HHS declares public health emergency in Oregon due to wildfire smoke

The Department of Health and Human Services declared a public health emergency in Oregon citing dangerous health conditions caused by smoke stemming from the wildfires burning in the western United States. Photo by Peter DaSilva/UPI

Sept. 17 (UPI) — Health and Human Services Secretary Alex Azar on Wednesday declared a public health emergency in Oregon due to wildfires raging in the state and much of the western United States.

Azar’s declaration comes after President Donald Trump issued an emergency declaration in Oregon and cited poor air quality and extensive smoke produced by the wildfires that can present a “significant health threat” for people with asthma and other lung conditions as well as increasing demands of the healthcare system amid the COVID-19 pandemic.

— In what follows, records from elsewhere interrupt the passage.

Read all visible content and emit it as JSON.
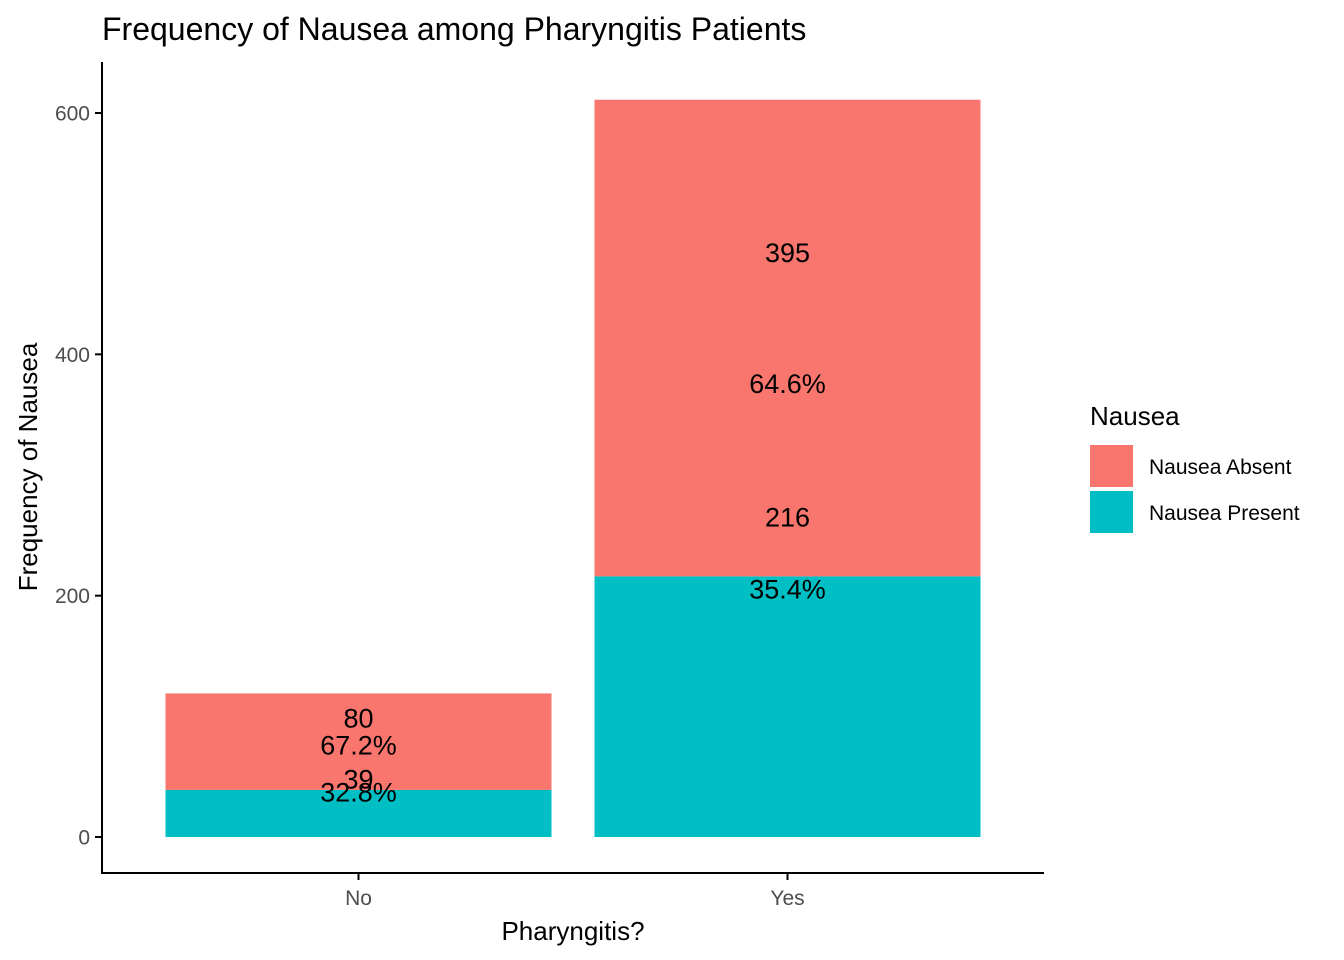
{
  "chart_data": {
    "type": "bar",
    "stacked": true,
    "title": "Frequency of Nausea among Pharyngitis Patients",
    "xlabel": "Pharyngitis?",
    "ylabel": "Frequency of Nausea",
    "categories": [
      "No",
      "Yes"
    ],
    "ylim": [
      0,
      640
    ],
    "yticks": [
      0,
      200,
      400,
      600
    ],
    "grid": false,
    "legend": {
      "title": "Nausea",
      "position": "right"
    },
    "series": [
      {
        "name": "Nausea Present",
        "color": "#00BFC4",
        "values": [
          39,
          216
        ],
        "percent_labels": [
          "32.8%",
          "35.4%"
        ]
      },
      {
        "name": "Nausea Absent",
        "color": "#F8766D",
        "values": [
          80,
          395
        ],
        "percent_labels": [
          "67.2%",
          "64.6%"
        ]
      }
    ],
    "legend_order": [
      "Nausea Absent",
      "Nausea Present"
    ],
    "axis_color": "#000000",
    "tick_label_color": "#4d4d4d"
  }
}
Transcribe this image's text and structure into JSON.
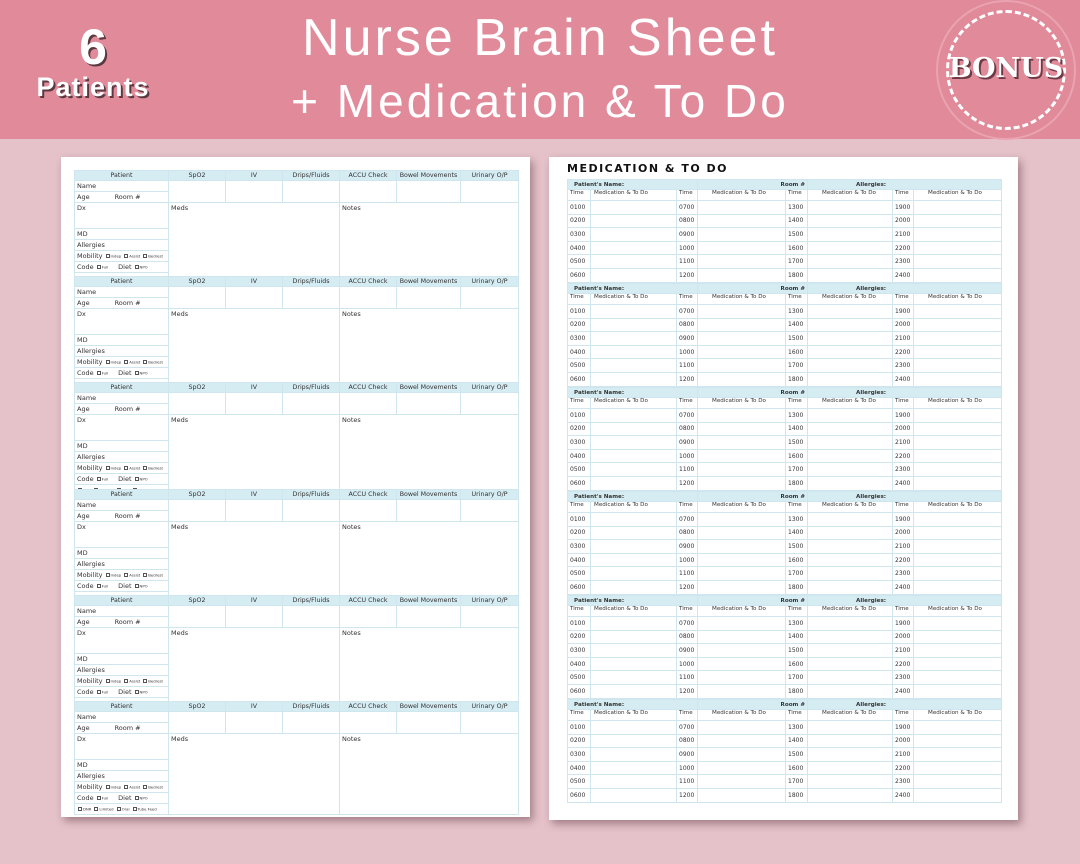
{
  "header": {
    "count": "6",
    "count_label": "Patients",
    "title_line1": "Nurse Brain Sheet",
    "title_line2": "+ Medication & To Do"
  },
  "brain_sheet": {
    "columns": [
      "Patient",
      "SpO2",
      "IV",
      "Drips/Fluids",
      "ACCU Check",
      "Bowel Movements",
      "Urinary O/P"
    ],
    "name": "Name",
    "age": "Age",
    "room": "Room #",
    "dx": "Dx",
    "meds": "Meds",
    "notes": "Notes",
    "md": "MD",
    "allergies": "Allergies",
    "mobility": "Mobility",
    "mobility_options": [
      "Indep",
      "Assist",
      "Bedrest"
    ],
    "code": "Code",
    "code_options": [
      "Full",
      "DNR",
      "Limited"
    ],
    "diet": "Diet",
    "diet_options": [
      "NPO",
      "Oral",
      "Tube Feed"
    ],
    "block_count": 6
  },
  "medication_sheet": {
    "title": "MEDICATION & TO DO",
    "patient_name": "Patient's Name:",
    "room": "Room #",
    "allergies": "Allergies:",
    "time_label": "Time",
    "med_label": "Medication & To Do",
    "times": [
      [
        "0100",
        "0700",
        "1300",
        "1900"
      ],
      [
        "0200",
        "0800",
        "1400",
        "2000"
      ],
      [
        "0300",
        "0900",
        "1500",
        "2100"
      ],
      [
        "0400",
        "1000",
        "1600",
        "2200"
      ],
      [
        "0500",
        "1100",
        "1700",
        "2300"
      ],
      [
        "0600",
        "1200",
        "1800",
        "2400"
      ]
    ],
    "block_count": 6
  },
  "badge": {
    "label": "BONUS"
  },
  "colors": {
    "band": "#e08a9a",
    "background": "#e5c2c9",
    "table_header": "#d6ecf3"
  }
}
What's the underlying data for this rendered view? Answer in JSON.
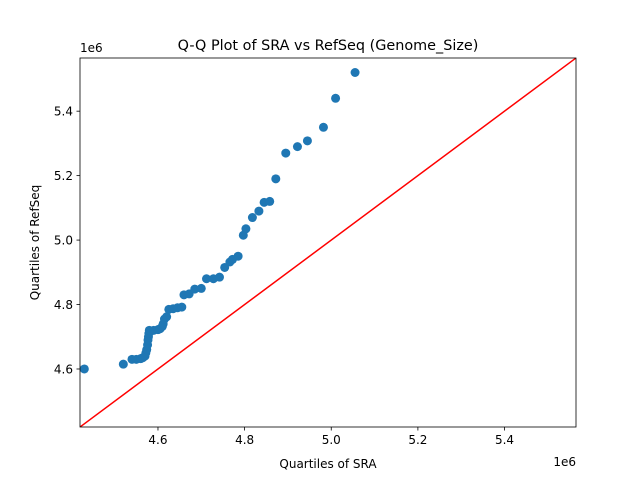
{
  "chart_data": {
    "type": "scatter",
    "title": "Q-Q Plot of SRA vs RefSeq (Genome_Size)",
    "xlabel": "Quartiles of SRA",
    "ylabel": "Quartiles of RefSeq",
    "x_offset_label": "1e6",
    "y_offset_label": "1e6",
    "xlim": [
      4.42,
      5.565
    ],
    "ylim": [
      4.42,
      5.565
    ],
    "x_ticks": [
      4.6,
      4.8,
      5.0,
      5.2,
      5.4
    ],
    "x_tick_labels": [
      "4.6",
      "4.8",
      "5.0",
      "5.2",
      "5.4"
    ],
    "y_ticks": [
      4.6,
      4.8,
      5.0,
      5.2,
      5.4
    ],
    "y_tick_labels": [
      "4.6",
      "4.8",
      "5.0",
      "5.2",
      "5.4"
    ],
    "grid": false,
    "series": [
      {
        "color": "#1f77b4",
        "marker": "circle",
        "points": [
          [
            4.43,
            4.6
          ],
          [
            4.52,
            4.615
          ],
          [
            4.54,
            4.63
          ],
          [
            4.55,
            4.63
          ],
          [
            4.56,
            4.632
          ],
          [
            4.565,
            4.635
          ],
          [
            4.57,
            4.64
          ],
          [
            4.572,
            4.65
          ],
          [
            4.574,
            4.66
          ],
          [
            4.576,
            4.675
          ],
          [
            4.577,
            4.69
          ],
          [
            4.578,
            4.7
          ],
          [
            4.579,
            4.71
          ],
          [
            4.58,
            4.72
          ],
          [
            4.59,
            4.72
          ],
          [
            4.6,
            4.722
          ],
          [
            4.605,
            4.725
          ],
          [
            4.61,
            4.732
          ],
          [
            4.612,
            4.74
          ],
          [
            4.615,
            4.755
          ],
          [
            4.62,
            4.762
          ],
          [
            4.625,
            4.785
          ],
          [
            4.635,
            4.787
          ],
          [
            4.645,
            4.79
          ],
          [
            4.655,
            4.792
          ],
          [
            4.66,
            4.83
          ],
          [
            4.672,
            4.833
          ],
          [
            4.685,
            4.848
          ],
          [
            4.7,
            4.85
          ],
          [
            4.712,
            4.88
          ],
          [
            4.728,
            4.88
          ],
          [
            4.742,
            4.885
          ],
          [
            4.754,
            4.915
          ],
          [
            4.766,
            4.932
          ],
          [
            4.772,
            4.94
          ],
          [
            4.785,
            4.95
          ],
          [
            4.797,
            5.015
          ],
          [
            4.803,
            5.035
          ],
          [
            4.818,
            5.07
          ],
          [
            4.833,
            5.09
          ],
          [
            4.845,
            5.117
          ],
          [
            4.858,
            5.12
          ],
          [
            4.872,
            5.19
          ],
          [
            4.895,
            5.27
          ],
          [
            4.922,
            5.29
          ],
          [
            4.945,
            5.308
          ],
          [
            4.982,
            5.35
          ],
          [
            5.01,
            5.44
          ],
          [
            5.055,
            5.52
          ]
        ]
      }
    ],
    "reference_line": {
      "color": "#ff0000",
      "from": [
        4.42,
        4.42
      ],
      "to": [
        5.565,
        5.565
      ]
    }
  }
}
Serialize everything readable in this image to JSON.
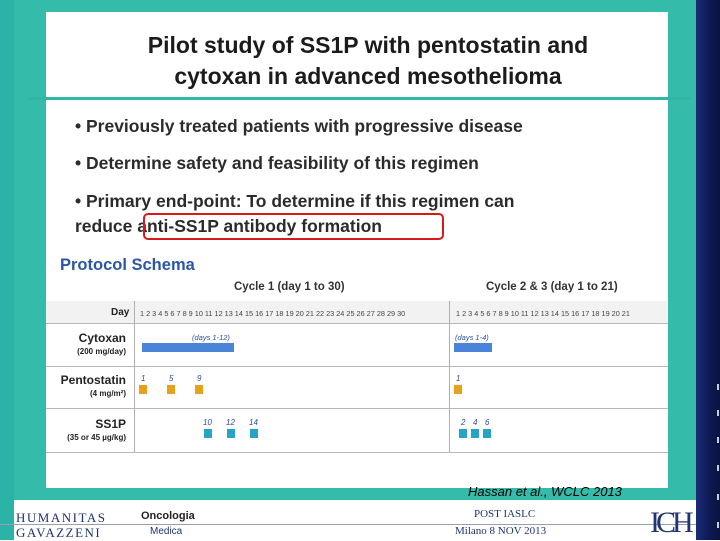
{
  "title": {
    "line1": "Pilot study of SS1P with pentostatin and",
    "line2": "cytoxan in advanced mesothelioma"
  },
  "bullets": [
    "• Previously treated patients with progressive disease",
    "• Determine safety and feasibility of this regimen",
    "• Primary end-point: To determine if this regimen can",
    "reduce anti-SS1P antibody formation"
  ],
  "schema": {
    "title": "Protocol Schema",
    "cycle1": "Cycle 1 (day 1 to 30)",
    "cycle23": "Cycle 2 & 3 (day 1 to 21)",
    "day_label": "Day",
    "days_cycle1": "1 2 3 4 5 6 7 8 9 10 11 12 13 14 15 16 17 18 19 20 21 22 23 24 25 26 27 28 29 30",
    "days_cycle23": "1 2 3 4 5 6 7 8 9 10 11 12 13 14 15 16 17 18 19 20 21",
    "rows": [
      {
        "name": "Cytoxan",
        "dose": "(200 mg/day)",
        "bar1": "(days 1-12)",
        "bar2": "(days 1-4)"
      },
      {
        "name": "Pentostatin",
        "dose": "(4 mg/m²)",
        "days1": [
          "1",
          "5",
          "9"
        ],
        "days2": [
          "1"
        ]
      },
      {
        "name": "SS1P",
        "dose": "(35 or 45 µg/kg)",
        "days1": [
          "10",
          "12",
          "14"
        ],
        "days2": [
          "2",
          "4",
          "6"
        ]
      }
    ]
  },
  "citation": "Hassan et al., WCLC 2013",
  "footer": {
    "logo_top": "HUMANITAS",
    "logo_bottom": "GAVAZZENI",
    "dept_line1": "Oncologia",
    "dept_line2": "Medica",
    "event_line1": "POST IASLC",
    "event_line2": "Milano 8 NOV 2013",
    "right_logo": "ICH"
  },
  "colors": {
    "teal": "#35bba9",
    "navy": "#0c1850",
    "bar_blue": "#4a84d8",
    "pentostatin_orange": "#e8a11c",
    "ss1p_cyan": "#28a3c8",
    "highlight_red": "#d61a1a",
    "schema_title_blue": "#2b56a6"
  }
}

“We are working closely with Oregon health authorities and monitoring the needs of healthcare facilities to support their efforts to save lives and protect health during these dangerous wildfires,” Azar said. “With this declaration and waiver, the Trump administration is helping to ensure that Oregonians who rely on Medicare and Medicaid have continuous access to the care they need during this disaster as communities recover.”

Smoke from the wildfires is forecast to enter the atmosphere above Europe by this weekend, according to observations from the Copernicus Atmosphere Monitoring Service.

“The fact that these fires are emitting so much pollution into the atmosphere that we can still see thick smoke over [4,970 miles] away reflects just how devastating they have been in their magnitude and duration,” senior scientist Mark Parrington said.

The National Interagency Fire Center said 79 large fires have burned more than 4.4 million acres across 10 states with California, Oregon and Washington reporting the most blazes.

At least 34 people have died in the wildfires as of Tuesday. The California Department of Forestry and Fire Protection reported 25 deaths, including 15 in the North Complex fire, five in the LNU Lightning Complex, two in the Slater fire and one each in the CZU Lightning Complex, the August Complex and the Hills fires.

Oregon has reported eight deaths and a 1-year-old child remained the only death in Washington.

The August Complex fire in California’s Tehama County — the largest fire in the state’s history at 817,952 acres — was 30% contained Wednesday, while the deadly North Complex fire has burned 273,335 acres and was 36% contained, the California Department of Forestry and Fire Protection said.

Oregon’s largest active fire, the Beachie Creek fire, grew to 190,911 acres in Clackamas County and was 20% contained.

New evacuations were issued in Lake County as the 40,316-acre Brattain fire approached the area where officials said conditions were conducive to fire growth.

In Washington, overnight rain showers helped improve air quality in the Puget Sound area but it still remained “unhealthy” with an air quality index of 186 as of Wednesday afternoon.

Estimated rainfall totals of 0.25 inches to 0.8 inches are forecast from Friday Afternoon through Saturday morning and the Washington Department of Ecology said it expects air quality to enter the “good” range by Sunday.